Frieze vectors and unitary friezes

Pages: 681 – 703

DOI: https://dx.doi.org/10.4310/JOC.2020.v11.n4.a6

Authors

Emily Gunawan (Department of Mathematics, University of Connecticut, Storrs, Ct., U.S.A.)

Ralf Schiffler (Department of Mathematics, University of Connecticut, Storrs, Ct., U.S.A.)

Abstract

Let $Q$ be a quiver without loops and $2$-cycles, let $\mathcal{A}(Q)$ be the corresponding cluster algebra and let $\mathbf{x}$ be a cluster. We introduce a new class of integer vectors which we call frieze vectors relative to $\mathbf{x}$. These frieze vectors are defined as solutions of certain Diophantine equations given by the cluster variables in the cluster algebra. We show that every cluster gives rise to a frieze vector and that the frieze vector determines the cluster.

We also study friezes of type $Q$ as homomorphisms from the cluster algebra to an arbitrary integral domain.
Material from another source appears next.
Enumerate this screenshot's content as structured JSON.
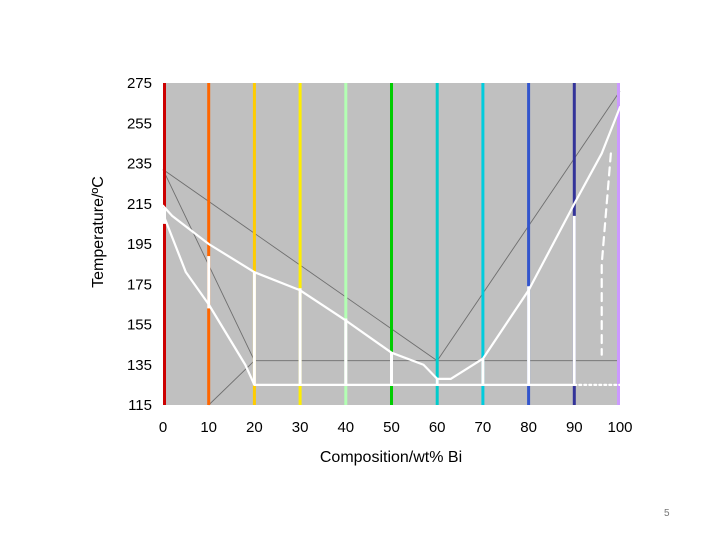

Moreover, we show that every positive integral frieze of affine Dynkin type $\tilde{\mathbb{A}}_{p,q}$ is unitary, which means it is obtained by specializing each cluster variable in one cluster to the constant $1$. This completes the answer to the question of unitarity for all positive integral friezes of Dynkin and affine Dynkin types.

Keywords

cluster algebra, frieze

2010 Mathematics Subject Classification

Primary 13F60. Secondary 16G20.

The first-named author is supported by the NSF-CAREER grant DMS-1254567 and by the University of Connecticut.

The second-named author is supported by the NSF-CAREER grant DMS-1254567, the NSF grant DMS-1800860 and by the University of Connecticut.

Received 2 September 2018

Accepted 16 December 2019

Published 9 October 2020